A living trust is the same as a revocable trust, a revocable living trust, and an inter vivos trust.

Think of a trust as a third-party beneficiary contract where you have a trustmaker, grantor, settlor, or settlors who form a trust, basically as an agreement with a trustee party to provide for beneficiaries.

Often when a living trust is formed, the people in its dependence are the beneficiaries. An individual creator of a trust or his/her spouse is frequently the trustee, to provide for themselves and any other beneficiaries.

Because a living trust can be revoked or amended at any time, and property can be added to or removed from the trust at any time, a living trust uses the Social Security Number, for tax-reporting purposes, of the primary trust-maker.

When death occurs, or even in disability, that continues, and often provides for the disability of the trust-maker or trust-makers. When death occurs, the living trust becomes an irrevocable trust; its living nature, its ability to be amended or revoked, or to have property added or removed, will end.

Property can be added to the trust, if the trustee accepts it, after death. Usually that happens by property being poured into (decanted) the trust via the trust being the beneficiary of an insurance policy or funds from a retirement plan in which that plan pays into the successor of the living trust, as the trustee beneficiary requests from the retirement plan.

Trust Helps To Avoid Probate

Many reasons exist to form a living trust. One of the primary selling points for forming a living trust is that at death you can avoid the legal process of probate, as long as your assets are governed by beneficiary designations and/or are titled in the name of the living trust. Property that is in an individual name will still require a probate to be put into the living trust.
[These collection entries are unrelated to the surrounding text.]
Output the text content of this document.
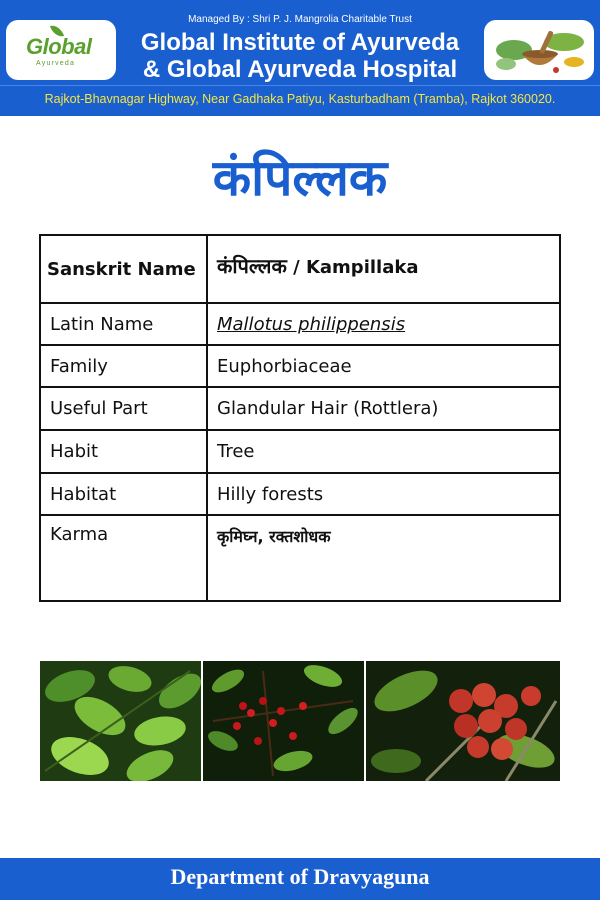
Global
Ayurveda
Managed By : Shri P. J. Mangrolia Charitable Trust
Global Institute of Ayurveda
& Global Ayurveda Hospital
Rajkot-Bhavnagar Highway, Near Gadhaka Patiyu, Kasturbadham (Tramba), Rajkot 360020.
कंपिल्लक
Sanskrit Name	कंपिल्लक / Kampillaka
Latin Name	Mallotus philippensis
Family	Euphorbiaceae
Useful Part	Glandular Hair (Rottlera)
Habit	Tree
Habitat	Hilly forests
Karma	कृमिघ्न, रक्तशोधक
Department of Dravyaguna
But there are many other reasons beyond avoiding probate for having a Living trust. Avoiding probate has been sold and promoted as the primary reason to have a living trust, but many people have a trust because it provides specific instructions for the way they want to be cared for in disability.

A trust can also provide immediate asset protection to beneficiaries, in the event of your death. A will is only effective at death and powers of attorney appoint people who are going to be in charge of paying bills and handling business or healthcare matters for you, but they don’t provide instructions for how you want to be cared for.

Trusts Advantageous For Singles

The additional ability to document your desires for situations while you are still alive is a big advantage of living trusts, especially for single people. For someone that doesn’t have spouse that would know, or whose family is spread around, a living trust is extremely helpful to provide for how a single person wants to be cared for and who’s going to provide that care.